Dass erst recht die drei Gesangssolisten gefordert sind, versteht sich von selbst. Was Mathias Frey (Jean), Julie (Johanna Brault) und Inga Lisa Lehr (Kristin) leisten, lohnt die Fahrt nach Hof allemal: Ihnen gelingen facettenreiche sängerdarstellerische Porträts, die - was nicht selbstverständlich ist - durch die für Sänger durchaus riskante Nähe zum Publikum im Studio noch an Prägnanz gewinnen. Hier dürfen sich drei schöne, ausdrucksstarke junge Stimmen in stilistischen Bereichen erproben, die leider nicht zum Bühnenalltag gehören.

Kapriziös und schmerzerfüllt
Als Gastsolistin stellt sich die Mezzosopranistin Johanna Brault vor, der in den reinen Sprechtexten nur feine Ohren anhören, dass sie Französin ist. Das Kapriziöse der Figur hat sie gewissermaßen im Blut, aber auch den seelischen Schmerz; die gesanglichen Klippen meistert sie bravourös und stellt in ihrer Wortverständlichkeit sogar ihre deutsche Kollegin deutlich in den Schatten. Mathias Frey aus dem Hofer Ensemble führt mit sicherem Tenor und schauspielerischem Können vor, dass es für den Umschwung vom Diener zum Herrn und Meister keinen brutalen Zyniker braucht. Überhaupt sind die drei relativ normal - und am normalsten ist Inga Lisa Lehrs Köchin Kristin, die zwar weder nach oben, noch nach unten will, aber beim Kirchgang besser gekleidet ist als das adelige Fräulein im Reiseoutfit.

Letzteres zählt zu den szenischen Defiziten der Produktion (Regie: Uwe Drechsel, Ausstattung: Beata Kornatowska, Choreographie: Danuta Hujer): In den heutigen Kostümen wird eine Aktualisierung vorgenommen, die im ziemlich schultheaterhaften Raum einfach luftleer stehen bleibt.
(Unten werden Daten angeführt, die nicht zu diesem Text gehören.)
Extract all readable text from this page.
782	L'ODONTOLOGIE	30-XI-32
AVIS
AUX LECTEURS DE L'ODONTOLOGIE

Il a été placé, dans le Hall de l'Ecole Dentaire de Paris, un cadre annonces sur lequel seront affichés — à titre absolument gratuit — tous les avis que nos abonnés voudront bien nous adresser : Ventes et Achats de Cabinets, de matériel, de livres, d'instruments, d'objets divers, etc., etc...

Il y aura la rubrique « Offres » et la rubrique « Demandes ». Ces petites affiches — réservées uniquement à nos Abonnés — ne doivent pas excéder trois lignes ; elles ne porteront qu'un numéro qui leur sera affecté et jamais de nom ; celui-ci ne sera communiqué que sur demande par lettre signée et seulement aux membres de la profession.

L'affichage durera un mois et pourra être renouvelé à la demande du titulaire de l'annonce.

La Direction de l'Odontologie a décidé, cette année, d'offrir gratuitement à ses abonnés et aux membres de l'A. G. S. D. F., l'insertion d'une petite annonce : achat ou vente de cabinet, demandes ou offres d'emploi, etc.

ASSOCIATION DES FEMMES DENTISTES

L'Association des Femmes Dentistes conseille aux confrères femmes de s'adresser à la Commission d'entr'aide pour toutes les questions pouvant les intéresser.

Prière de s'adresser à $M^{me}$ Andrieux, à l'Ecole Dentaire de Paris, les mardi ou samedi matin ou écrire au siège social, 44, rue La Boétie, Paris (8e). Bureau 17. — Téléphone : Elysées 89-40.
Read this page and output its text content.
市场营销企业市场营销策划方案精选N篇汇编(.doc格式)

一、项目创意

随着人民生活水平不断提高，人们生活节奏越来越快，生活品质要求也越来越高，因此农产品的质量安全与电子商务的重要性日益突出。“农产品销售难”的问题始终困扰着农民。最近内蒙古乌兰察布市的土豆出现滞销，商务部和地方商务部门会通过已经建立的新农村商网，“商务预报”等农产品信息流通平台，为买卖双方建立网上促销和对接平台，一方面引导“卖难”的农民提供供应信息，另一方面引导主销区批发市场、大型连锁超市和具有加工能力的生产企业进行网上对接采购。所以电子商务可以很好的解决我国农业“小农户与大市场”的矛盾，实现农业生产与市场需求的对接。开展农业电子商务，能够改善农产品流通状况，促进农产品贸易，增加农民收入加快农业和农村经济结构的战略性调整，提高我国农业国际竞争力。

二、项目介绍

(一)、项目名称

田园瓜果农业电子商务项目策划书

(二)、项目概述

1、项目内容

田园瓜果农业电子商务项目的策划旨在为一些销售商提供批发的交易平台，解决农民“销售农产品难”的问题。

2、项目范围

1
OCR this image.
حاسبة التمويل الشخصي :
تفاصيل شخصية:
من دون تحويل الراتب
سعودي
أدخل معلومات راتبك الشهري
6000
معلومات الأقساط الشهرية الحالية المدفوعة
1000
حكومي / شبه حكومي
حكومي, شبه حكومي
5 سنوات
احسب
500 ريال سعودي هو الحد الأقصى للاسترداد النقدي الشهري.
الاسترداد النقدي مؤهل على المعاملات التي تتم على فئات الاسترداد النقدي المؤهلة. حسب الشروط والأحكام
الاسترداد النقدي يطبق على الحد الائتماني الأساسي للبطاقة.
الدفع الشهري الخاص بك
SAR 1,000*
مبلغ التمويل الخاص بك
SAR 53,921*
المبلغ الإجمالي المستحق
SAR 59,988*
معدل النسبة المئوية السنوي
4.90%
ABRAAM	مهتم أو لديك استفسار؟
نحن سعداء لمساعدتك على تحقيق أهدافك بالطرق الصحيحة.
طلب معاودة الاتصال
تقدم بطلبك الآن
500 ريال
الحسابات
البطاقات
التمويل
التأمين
Oder soll das etwa schon Mobbing sein, wenn die durch die Mittsommernacht tanzenden Kinder auch ein Liebesgraffiti an die Wand kritzeln?
Der Standesunterschied und der Ehrverlust Julies werden nur behauptet, nicht beglaubigt. Dem hätte das Team mit mehr Mut zur Abstraktion besser beikommen können - oder mit historischer Verortung. Eigentlich schade. Denn das Hofer "Fräulein Julie" ist eine Möchtegern-Vergegenwärtigung, in die es drei Protagonisten verschlagen hat, die an Intensität nichts zu wünschen übrig lassen.